Table of Contents
Yet, a deeper consideration of each of its parts now permits a broader analysis of it in aggregate form. That analysis suggests that the General Program, to be properly understood within the constellation of writings that comprise the fundamental expressions of the ordering of the Chinese political sphere, presents (1) a tightly integrated set of core principles, (2) those core principles structure the forms of the self constitution of the Chinese political organismus, (3) that self constitution is complete in itself and requires no outside or superior set of principles or acts to give it form, (4) subsidiary principles, approaches and applications can be derived by reference to it, (5) it specifies a hierarchy of norms within which appears the state constitution of China, and (6) it points to the ordering of politics and government substantially distinct from that which has become common in the West. I discuss each briefly in turn, and then suggests some consequences for Western engagement with this system.

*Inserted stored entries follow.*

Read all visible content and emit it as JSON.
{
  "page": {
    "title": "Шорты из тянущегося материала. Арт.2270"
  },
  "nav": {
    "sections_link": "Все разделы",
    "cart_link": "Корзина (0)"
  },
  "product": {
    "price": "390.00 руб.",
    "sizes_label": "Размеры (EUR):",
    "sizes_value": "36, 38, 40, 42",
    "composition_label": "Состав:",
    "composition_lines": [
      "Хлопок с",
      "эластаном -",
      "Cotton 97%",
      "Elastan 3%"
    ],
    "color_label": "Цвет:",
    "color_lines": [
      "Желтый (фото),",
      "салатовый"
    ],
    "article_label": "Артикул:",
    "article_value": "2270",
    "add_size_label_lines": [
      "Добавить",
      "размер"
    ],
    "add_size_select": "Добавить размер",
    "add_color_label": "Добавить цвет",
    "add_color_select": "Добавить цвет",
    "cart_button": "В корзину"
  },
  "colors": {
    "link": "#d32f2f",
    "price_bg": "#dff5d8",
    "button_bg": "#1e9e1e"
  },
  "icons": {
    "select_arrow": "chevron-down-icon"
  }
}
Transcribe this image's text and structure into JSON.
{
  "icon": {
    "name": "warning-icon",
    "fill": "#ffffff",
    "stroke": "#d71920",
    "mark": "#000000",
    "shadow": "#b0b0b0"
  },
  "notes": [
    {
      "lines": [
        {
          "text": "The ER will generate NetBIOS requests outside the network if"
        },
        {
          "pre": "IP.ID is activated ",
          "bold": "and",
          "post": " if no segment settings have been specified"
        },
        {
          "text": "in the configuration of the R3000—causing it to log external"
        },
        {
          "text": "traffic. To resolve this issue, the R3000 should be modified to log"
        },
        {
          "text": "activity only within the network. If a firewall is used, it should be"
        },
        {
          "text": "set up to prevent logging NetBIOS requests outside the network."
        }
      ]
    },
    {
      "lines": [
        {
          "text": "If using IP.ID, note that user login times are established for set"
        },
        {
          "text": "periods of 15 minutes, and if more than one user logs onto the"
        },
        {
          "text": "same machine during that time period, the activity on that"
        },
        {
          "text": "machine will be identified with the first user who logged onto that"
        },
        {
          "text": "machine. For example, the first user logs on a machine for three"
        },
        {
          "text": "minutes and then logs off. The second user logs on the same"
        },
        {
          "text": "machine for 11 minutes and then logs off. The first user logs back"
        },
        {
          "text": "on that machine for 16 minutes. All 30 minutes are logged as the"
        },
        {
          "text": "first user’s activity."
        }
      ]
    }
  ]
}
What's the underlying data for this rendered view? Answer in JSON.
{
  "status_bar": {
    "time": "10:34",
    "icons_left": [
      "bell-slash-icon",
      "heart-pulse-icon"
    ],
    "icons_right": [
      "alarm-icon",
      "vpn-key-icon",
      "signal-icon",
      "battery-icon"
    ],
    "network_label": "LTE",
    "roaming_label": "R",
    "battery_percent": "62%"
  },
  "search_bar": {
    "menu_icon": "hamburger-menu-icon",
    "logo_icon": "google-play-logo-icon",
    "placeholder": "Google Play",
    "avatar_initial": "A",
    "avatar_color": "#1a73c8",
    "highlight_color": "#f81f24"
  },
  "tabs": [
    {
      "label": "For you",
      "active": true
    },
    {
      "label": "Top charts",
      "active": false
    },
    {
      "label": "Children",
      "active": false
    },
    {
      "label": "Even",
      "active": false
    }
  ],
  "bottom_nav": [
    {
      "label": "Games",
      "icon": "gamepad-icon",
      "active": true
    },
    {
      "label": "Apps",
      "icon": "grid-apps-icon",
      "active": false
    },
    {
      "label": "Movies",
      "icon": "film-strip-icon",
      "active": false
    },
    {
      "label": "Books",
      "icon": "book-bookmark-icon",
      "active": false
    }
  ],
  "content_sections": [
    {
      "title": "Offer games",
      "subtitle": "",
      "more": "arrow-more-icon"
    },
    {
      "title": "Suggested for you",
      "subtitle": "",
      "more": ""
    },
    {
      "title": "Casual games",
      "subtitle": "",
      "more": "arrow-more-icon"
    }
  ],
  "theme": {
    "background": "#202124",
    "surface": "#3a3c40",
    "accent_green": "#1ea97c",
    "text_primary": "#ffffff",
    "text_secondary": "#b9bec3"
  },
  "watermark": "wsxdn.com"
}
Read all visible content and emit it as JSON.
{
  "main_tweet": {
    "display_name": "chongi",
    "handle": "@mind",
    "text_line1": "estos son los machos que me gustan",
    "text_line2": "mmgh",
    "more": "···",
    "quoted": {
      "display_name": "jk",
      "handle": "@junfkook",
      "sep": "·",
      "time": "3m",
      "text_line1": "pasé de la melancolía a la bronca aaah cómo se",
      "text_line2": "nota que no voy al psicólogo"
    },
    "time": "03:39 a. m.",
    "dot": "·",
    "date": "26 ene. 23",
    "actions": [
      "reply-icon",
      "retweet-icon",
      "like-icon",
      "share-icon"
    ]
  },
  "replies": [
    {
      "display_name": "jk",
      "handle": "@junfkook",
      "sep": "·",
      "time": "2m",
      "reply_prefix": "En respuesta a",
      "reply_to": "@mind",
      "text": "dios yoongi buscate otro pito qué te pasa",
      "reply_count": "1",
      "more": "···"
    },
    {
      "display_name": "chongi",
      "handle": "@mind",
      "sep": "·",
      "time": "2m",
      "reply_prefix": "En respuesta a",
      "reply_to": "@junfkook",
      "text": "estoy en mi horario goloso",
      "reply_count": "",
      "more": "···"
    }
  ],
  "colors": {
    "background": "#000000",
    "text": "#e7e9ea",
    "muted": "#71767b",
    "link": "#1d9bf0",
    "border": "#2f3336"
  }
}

That said the constitutional role of the General Program raises the most interesting and fundamental issues in current Chinese constitutional thinking: What does it mean to be a Leninist Party? What distinguishes a Communist Party from any other sort of vanguard party? How does this relate to the construction of a state apparatus and an administrative apparatus? To some extent, the arguments you make have a long pedigree, though now evolved into a more sophisticated modern form. It echoes arguments that have appeared recently in some Chinese theoretical journals. Many of these arguments, born of the remnants of the leftist turn in Chinese constitutional thinking from the 1957-78 era, view any effort to institutionalize the governance apparatus of the CCP as a challenge to its authority. And the use of the architecture of law is viewed with suspicion the insertion of Western devices that will carry with it Western liberal ideologies. These fears are both exaggerated and work against the basic thrust f the fundamental theory of the vanguard that is itself constitutionally significant. But they do go to the correct identification of the great challenge of Leninist constitutionalism--the construction of a robust Leninist theory of the role of a vanguard party in a Communist state in the 21st century. Yet it is precisely both the elements of Marxism and Leninism that are routinely not centered in analysis of the constitutional structures of China.
The issue, then, is the relationship between the ideology of law and the legitimacy of a Leninist vanguard whose legitimacy is tied to its fundamental obligation to lead the masses toward the creation of a communist society in China. There is little that Western liberal theory can offer here. Yet Western liberalism has been a powerful tool in the construction of modern states and that is worth something. So what is it about law that might prove useful? The answer is as simple as it is limited--a use of law to memorialize political decisions-- a political law. It is important, in that context, to distinguish between administrative law (statutes and regulation) higher or constitutional norms. The former represents an important advance in thinking about the character of law in the administrative apparatus of the Chinese state, and this includes the "law" of the 1982 State Constitution. But in thinking about constitutional norms--the rules that bind even a Leninist vanguard party, it may be necessary to move away from a Western liberal construct and back into the heart of Leninist theory.